El pasado 14 de septiembre, los EAU, advirtió al Consejo de Seguridad de la ONU que renovaría su campaña para expulsar a los houthis, de al-Hodeida, los emiraties, que al parecer en estas últimas semana a ocupado el rol protagónico, que desde el comienzo de la guerra tuvo Arabia Saudita, quizás para distribuir las cargas de la responsabilidad, también plantearon al Consejo de Seguridad de Naciones Unidas que: “La única forma de lograr que los houthís negocien seriamente es que la Coalición, continúen con el asalto de al-Hodeida”.
Desde el pasado viernes, se incrementaron los combates a lo largo de la ruta que conecta el puerto con la capital, entre tropas houthís con mercenarios pagados por los EUA, mientras que Arabia saudita ha lanzado más ataques aéreos para colaborar con los mercenarios emiratíes, quienes había sido detenidos por la resistencia yemení.
La ONU hace ya un par de años declaró que Yemen sufría una de las peores catástrofes humanitarias, en el país más pobre de la península arábiga, su gente lucha para sobrevivir.
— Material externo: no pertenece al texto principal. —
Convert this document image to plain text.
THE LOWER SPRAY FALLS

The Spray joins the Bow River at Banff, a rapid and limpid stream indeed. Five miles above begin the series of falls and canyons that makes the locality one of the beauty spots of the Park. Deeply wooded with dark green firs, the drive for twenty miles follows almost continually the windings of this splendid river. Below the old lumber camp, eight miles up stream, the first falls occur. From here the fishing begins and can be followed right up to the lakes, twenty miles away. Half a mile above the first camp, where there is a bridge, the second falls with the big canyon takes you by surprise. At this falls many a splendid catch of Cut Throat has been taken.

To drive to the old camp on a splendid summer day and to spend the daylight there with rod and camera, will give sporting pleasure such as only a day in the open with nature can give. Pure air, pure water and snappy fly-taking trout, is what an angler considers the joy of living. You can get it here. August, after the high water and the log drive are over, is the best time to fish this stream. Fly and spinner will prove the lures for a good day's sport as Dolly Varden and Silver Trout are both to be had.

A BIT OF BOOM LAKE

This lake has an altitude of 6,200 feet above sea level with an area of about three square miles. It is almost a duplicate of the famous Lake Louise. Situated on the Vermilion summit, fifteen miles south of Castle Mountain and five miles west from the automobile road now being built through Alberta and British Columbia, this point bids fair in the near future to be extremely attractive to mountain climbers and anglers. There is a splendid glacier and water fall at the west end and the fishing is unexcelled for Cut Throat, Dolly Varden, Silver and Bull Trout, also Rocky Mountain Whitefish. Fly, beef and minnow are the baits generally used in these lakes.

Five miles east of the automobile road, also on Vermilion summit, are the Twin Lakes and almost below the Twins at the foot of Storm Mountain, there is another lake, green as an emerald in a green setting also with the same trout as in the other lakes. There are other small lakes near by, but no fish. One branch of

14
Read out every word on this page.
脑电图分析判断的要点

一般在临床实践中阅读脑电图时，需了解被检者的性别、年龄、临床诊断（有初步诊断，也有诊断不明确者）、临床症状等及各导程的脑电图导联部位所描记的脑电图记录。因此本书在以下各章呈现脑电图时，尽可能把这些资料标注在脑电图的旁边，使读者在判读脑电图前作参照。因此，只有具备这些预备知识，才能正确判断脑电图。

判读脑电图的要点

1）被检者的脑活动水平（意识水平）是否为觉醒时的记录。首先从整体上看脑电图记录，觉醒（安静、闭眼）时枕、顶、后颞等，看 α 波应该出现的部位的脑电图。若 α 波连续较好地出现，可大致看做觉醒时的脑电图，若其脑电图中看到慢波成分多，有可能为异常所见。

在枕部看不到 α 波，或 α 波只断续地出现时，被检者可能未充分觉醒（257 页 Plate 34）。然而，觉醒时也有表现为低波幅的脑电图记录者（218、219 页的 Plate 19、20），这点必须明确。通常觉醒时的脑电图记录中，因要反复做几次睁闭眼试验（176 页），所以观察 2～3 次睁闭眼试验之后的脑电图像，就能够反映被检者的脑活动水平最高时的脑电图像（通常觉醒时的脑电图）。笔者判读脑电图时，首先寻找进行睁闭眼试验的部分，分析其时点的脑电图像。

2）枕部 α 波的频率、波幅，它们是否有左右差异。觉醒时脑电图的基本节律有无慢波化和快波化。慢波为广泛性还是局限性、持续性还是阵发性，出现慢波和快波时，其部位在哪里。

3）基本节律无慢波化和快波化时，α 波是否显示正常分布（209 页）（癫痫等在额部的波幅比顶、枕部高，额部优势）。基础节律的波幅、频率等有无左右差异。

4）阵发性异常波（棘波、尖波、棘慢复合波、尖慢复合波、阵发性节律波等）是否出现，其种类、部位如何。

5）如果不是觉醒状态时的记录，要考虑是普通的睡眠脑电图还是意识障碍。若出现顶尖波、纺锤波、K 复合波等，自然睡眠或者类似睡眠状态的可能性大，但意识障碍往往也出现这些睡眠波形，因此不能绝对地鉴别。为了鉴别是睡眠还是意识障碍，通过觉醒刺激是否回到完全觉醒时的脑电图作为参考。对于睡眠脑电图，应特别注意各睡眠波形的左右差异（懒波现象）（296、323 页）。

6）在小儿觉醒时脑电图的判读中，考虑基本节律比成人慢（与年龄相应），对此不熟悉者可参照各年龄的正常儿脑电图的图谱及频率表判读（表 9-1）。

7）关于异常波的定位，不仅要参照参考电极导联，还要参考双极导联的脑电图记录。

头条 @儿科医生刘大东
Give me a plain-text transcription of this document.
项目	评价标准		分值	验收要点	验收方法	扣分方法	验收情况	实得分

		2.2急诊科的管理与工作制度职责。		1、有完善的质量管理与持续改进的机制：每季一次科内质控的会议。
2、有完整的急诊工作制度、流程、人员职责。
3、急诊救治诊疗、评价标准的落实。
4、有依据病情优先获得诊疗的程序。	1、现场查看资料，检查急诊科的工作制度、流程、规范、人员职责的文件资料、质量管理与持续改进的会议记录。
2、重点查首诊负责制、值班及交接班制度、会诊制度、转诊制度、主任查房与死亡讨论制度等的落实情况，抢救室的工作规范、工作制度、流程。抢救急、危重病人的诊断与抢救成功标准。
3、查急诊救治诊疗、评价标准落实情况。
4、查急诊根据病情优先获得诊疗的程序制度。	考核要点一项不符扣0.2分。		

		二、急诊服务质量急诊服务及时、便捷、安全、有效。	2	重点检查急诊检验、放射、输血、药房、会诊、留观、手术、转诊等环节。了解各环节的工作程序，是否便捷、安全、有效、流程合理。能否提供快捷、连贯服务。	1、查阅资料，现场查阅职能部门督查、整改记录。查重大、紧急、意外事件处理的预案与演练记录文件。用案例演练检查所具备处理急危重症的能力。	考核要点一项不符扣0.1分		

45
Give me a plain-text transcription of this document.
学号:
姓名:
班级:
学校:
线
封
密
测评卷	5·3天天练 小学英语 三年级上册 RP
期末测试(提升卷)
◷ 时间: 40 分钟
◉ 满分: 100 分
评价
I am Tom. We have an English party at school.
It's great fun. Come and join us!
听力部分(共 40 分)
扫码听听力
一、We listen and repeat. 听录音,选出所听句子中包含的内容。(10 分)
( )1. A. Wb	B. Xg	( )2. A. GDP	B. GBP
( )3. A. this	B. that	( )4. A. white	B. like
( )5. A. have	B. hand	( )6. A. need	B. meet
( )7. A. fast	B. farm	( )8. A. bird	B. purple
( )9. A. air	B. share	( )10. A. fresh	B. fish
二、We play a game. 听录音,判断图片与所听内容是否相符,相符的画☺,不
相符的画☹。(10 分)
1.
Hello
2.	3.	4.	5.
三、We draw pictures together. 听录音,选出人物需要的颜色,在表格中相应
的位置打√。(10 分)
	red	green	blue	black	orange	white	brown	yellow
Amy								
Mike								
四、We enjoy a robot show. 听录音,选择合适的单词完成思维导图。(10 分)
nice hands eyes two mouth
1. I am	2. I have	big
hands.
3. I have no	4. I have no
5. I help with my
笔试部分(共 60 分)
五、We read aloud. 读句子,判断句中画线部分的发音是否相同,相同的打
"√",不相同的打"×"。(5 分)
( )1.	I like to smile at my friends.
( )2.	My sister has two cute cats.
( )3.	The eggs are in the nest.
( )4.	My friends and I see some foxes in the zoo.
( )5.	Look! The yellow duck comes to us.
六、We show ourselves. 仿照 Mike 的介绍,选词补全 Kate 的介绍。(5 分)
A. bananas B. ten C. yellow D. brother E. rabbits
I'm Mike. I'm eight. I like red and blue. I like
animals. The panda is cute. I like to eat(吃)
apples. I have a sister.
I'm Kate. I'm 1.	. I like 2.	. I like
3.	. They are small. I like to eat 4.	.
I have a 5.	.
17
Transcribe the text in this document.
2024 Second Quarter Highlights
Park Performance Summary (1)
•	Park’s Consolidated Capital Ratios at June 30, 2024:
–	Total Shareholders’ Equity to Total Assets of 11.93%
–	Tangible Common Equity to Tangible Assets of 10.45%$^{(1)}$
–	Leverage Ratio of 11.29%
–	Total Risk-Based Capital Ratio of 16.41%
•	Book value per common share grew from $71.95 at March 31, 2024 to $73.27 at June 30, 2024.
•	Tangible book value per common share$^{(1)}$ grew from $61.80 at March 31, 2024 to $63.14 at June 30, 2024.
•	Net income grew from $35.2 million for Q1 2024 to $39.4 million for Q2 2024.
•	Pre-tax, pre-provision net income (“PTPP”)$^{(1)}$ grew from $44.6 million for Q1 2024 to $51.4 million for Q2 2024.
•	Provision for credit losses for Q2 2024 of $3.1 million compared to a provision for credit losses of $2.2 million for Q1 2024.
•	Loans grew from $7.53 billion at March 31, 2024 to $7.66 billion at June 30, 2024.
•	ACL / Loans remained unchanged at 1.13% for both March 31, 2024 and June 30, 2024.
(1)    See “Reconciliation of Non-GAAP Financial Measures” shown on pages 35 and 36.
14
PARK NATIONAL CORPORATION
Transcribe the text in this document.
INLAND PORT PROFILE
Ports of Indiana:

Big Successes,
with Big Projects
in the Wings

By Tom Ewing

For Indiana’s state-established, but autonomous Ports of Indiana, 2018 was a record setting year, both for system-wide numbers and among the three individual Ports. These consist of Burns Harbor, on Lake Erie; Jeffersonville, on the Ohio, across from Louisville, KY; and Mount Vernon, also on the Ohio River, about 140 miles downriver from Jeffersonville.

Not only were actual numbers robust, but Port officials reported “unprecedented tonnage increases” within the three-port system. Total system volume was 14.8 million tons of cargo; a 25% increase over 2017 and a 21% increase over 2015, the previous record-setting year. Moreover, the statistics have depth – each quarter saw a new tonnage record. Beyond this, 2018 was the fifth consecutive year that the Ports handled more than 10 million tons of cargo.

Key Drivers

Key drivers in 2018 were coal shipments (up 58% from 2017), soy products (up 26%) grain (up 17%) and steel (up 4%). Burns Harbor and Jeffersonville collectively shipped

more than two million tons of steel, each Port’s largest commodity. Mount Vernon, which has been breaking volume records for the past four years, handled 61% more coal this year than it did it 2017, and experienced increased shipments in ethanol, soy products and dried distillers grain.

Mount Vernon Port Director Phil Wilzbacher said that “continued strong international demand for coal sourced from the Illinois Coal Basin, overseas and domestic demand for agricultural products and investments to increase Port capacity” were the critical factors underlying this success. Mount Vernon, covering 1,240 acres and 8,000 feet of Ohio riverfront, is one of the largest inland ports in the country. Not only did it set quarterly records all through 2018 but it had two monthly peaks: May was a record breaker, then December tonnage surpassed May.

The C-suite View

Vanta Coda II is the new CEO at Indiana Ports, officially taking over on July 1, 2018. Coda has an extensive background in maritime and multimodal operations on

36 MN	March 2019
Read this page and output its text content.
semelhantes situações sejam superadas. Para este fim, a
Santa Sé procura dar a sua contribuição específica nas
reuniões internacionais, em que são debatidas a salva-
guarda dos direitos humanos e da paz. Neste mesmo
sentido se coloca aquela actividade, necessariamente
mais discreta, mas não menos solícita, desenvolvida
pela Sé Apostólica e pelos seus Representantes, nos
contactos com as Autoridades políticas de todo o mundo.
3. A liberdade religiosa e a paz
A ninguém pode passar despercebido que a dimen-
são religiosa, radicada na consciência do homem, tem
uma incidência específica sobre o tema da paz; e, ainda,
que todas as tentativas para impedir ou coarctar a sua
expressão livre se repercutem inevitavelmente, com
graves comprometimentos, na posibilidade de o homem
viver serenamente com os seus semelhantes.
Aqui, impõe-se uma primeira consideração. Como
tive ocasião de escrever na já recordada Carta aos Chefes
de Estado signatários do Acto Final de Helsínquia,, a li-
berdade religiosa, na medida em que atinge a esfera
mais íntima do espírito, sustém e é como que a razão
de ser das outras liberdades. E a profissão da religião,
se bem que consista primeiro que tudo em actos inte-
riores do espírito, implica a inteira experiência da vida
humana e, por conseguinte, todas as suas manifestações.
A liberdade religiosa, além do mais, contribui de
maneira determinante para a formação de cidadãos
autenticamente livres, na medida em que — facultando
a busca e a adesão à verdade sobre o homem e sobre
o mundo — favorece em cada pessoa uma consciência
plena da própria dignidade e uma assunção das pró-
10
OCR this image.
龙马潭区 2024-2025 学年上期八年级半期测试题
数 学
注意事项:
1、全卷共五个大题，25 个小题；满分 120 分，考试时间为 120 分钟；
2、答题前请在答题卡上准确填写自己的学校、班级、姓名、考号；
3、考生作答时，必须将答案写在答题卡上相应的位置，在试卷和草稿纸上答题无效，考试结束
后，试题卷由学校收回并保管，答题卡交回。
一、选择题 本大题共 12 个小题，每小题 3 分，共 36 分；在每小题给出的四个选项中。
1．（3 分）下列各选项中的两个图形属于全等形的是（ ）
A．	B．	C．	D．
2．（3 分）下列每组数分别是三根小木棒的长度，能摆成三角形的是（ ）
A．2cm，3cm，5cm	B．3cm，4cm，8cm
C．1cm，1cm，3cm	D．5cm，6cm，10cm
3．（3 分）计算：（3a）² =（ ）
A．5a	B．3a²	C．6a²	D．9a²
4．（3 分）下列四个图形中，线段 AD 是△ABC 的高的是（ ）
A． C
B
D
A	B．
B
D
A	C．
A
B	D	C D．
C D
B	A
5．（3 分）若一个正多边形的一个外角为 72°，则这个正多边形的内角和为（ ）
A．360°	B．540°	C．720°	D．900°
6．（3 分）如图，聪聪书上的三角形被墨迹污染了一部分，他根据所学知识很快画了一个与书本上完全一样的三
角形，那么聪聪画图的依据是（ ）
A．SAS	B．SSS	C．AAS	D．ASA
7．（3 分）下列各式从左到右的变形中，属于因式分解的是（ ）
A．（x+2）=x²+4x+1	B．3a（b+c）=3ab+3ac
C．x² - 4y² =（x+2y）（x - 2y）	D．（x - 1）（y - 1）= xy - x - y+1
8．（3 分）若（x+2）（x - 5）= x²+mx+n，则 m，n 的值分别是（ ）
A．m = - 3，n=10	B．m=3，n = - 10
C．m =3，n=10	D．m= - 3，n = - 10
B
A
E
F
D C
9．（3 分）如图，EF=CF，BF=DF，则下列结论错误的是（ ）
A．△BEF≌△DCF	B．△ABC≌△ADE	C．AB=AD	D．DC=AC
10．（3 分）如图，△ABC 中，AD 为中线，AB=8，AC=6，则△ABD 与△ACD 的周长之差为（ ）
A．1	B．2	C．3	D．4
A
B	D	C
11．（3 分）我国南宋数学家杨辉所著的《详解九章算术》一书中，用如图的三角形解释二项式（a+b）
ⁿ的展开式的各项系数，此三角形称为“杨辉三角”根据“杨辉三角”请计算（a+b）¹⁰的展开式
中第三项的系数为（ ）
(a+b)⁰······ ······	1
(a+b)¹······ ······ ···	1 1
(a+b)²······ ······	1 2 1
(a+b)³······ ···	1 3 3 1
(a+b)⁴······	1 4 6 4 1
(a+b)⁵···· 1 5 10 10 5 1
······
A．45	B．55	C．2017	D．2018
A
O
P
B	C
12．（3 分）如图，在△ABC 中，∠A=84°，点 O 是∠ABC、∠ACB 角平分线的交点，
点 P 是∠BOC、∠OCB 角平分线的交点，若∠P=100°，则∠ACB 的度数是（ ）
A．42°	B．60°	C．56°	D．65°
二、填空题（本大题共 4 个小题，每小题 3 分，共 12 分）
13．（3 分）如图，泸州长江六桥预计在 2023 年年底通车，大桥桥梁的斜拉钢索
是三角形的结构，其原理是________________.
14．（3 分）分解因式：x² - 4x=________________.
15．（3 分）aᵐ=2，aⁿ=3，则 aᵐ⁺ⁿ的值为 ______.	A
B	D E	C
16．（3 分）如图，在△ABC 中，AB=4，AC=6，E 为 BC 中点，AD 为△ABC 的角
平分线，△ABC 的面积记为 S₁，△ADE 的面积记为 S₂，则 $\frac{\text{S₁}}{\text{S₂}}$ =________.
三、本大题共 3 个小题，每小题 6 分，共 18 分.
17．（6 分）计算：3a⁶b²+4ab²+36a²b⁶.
Allí el 25% de los niños y niñas sufren malnutrición, un millón de personas ya no acceden a alimentación mínima y otros 8.5 millones están por entrar en esa condición. Una 100 mil embarazadas corren un alto riego de no llegar al fin de la gestación, ciento de miles de familias carecen de medios económicos, atención sanitaria, alimento y agua potable. Mientras que el 75% de la población tiene necesidad de asistencia humanitaria y seguridad.
La situación es crítica, tiende a profundizarse y la resolución aún está lejana, por lo que quizás para los yemeníes la peor tragedia sea sobrevivir.